Desigualdade de gênero é ainda maior na área de tecnologia

A desigualdade de gênero no mercado de trabalho pode ser observada em várias camadas: disparidade entre o número de profissionais homens e mulheres nas organizações, menor participação feminina em cargos de liderança e diferença salarial para quem realiza a mesma função são exemplos. Diferentes estudos mostram que a realidade desigual é mais acentuada em alguns setores, como o de tecnologia.

A presença das mulheres no mercado tech ainda é tímida no mundo inteiro. Pesquisa realizada pela consultoria KPMG, em parceria com a Harvey Nash, revelou que a média global de profissionais sêniores do gênero feminino na área é de apenas 11%.

Em alguns lugares, o cenário é mais desigual. No Reino Unido, o percentual é de apenas 4%. A falta de representatividade contribui para o desinteresse, como mostra o estudo Women in Tech, realizado pela consultoria PwC. Apenas 3% das meninas em idade escolar que moram nos países que integram a região – Inglaterra, Escócia, País de Gales e Irlanda do Norte – pensam em fazer carreira na área de tecnologia. 

Na América Latina, a participação feminina está acima da média global. De acordo com os dados da KPMG e da Harvey Nash, 16% dos profissionais sêniores de tecnologia são mulheres. 

No recorte por país, o Brasil apresenta um cenário mais otimista, com um percentual de 20%, superior às médias global e latina. No entanto, ainda há um longo caminho para promover a igualdade de gênero no mercado de tecnologia brasileiro. 

Salários não acompanham o crescimento da participação feminina

A participação das brasileiras no setor de tecnologia cresceu 60%, entre 2018 e 2022, de

acordo com os dados do Cadastro Geral de Empregados e Desempregados (Caged), divulgado pelo Ministério do Trabalho e Emprego (MTE).

Segundo o Instituto Brasileiro de Mercado de Capitais (Ibmec), as mulheres são maioria nas universidades brasileiras. A menor participação delas na área de tecnologia é um reflexo comportamental, que tende a ser modificado com o tempo.

Para isso, é necessário o incentivo das instituições de ensino e, sobretudo, do mercado de trabalho. A discrepância salarial entre homens e mulheres que ocupam um mesmo cargo ainda é um fator a ser combatido.

O salário de cientista de dados no Brasil é, em média, de R$ 9 mil. O engenheiro de software recebe em torno de R$ 7,5 mil, enquanto o analista de TI tem a média salarial de R$ 4 mil e o programador web de R$ 3 mil. Os valores são do levantamento feito pelo Glassdoor.

No entanto, a diferença da remuneração paga a um homem que ocupa o mesmo cargo operacional do setor de tecnologia que uma mulher é de 9%, conforme pesquisa feita pela consultoria Mercer.

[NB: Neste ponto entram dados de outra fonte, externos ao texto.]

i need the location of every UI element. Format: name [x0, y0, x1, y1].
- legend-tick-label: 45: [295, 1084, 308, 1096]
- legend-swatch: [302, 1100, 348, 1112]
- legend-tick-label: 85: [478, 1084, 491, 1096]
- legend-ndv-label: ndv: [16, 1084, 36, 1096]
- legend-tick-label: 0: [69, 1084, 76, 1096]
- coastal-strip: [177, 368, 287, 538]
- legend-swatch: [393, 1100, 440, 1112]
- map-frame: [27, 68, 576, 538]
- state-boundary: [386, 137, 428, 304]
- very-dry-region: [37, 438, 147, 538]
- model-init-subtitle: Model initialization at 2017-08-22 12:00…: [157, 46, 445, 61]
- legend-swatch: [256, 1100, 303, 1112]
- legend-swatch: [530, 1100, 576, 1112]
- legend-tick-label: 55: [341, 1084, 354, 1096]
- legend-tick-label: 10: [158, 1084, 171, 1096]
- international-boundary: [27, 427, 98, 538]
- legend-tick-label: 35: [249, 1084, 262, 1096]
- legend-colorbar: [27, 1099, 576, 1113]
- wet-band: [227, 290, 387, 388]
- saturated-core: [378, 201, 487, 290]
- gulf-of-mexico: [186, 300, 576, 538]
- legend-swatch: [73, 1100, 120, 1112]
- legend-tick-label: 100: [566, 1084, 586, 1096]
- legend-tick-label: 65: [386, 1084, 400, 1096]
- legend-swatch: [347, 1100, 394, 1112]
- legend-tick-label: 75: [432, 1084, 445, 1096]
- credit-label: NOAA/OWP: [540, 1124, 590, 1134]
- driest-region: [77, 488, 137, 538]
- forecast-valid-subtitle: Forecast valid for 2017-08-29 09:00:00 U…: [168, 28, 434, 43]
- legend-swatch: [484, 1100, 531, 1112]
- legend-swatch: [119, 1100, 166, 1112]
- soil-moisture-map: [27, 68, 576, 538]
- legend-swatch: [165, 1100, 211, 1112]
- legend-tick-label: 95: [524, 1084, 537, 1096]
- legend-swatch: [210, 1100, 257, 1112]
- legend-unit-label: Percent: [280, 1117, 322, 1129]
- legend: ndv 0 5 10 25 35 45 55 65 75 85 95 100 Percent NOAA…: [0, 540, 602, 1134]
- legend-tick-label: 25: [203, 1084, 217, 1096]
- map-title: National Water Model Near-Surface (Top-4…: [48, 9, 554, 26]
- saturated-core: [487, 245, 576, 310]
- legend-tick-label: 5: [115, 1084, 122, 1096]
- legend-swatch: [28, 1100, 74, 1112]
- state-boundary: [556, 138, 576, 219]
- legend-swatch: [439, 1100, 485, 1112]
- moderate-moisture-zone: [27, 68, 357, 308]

No exemplo prático, isso significa que se o cientista de dados do gênero masculino recebe R$ 9 mil, a profissional que desempenha a mesma função ganha R$ 8.190.

Se o engenheiro de software ganha R$ 7,5 mil, a engenheira de software tem o salário de R$ 6.825. No caso dos analistas de TI, se o homem recebe R$ 4 mil, a mulher recebe R$ 3.640. Já entre os programadores, a diferença é de R$ 3 mil para R$ 2.730. A discrepância ocorre simplesmente pelo gênero do profissional.

Os exemplos mostram a disparidade observada entre cargos operacionais. Segundo o levantamento da consultoria Mercer, entre os executivos de empresas de alta tecnologia, a desigualdade salarial entre gêneros é de 36%.

Projeto de Lei da Igualdade Salarial

Reconhecendo a desigualdade de gênero existente no mercado de trabalho nacional, o Projeto de Lei (PL) nº 1.085/2023 propõe a igualdade salarial e remuneratória entre mulheres e homens para o exercício de uma mesma função. 

De autoria do governo federal, o PL abrange todos os setores da economia e propõe a modificação da Constituição Federal para assegurar a equidade salarial. A proposta prevê multa de dez vezes o maior salário pago pela empresa em caso de descumprimento.

O PL nº 1.085/2023 foi aprovado pela Câmara dos Deputados em maio e seguiu para apreciação do Senado Federal.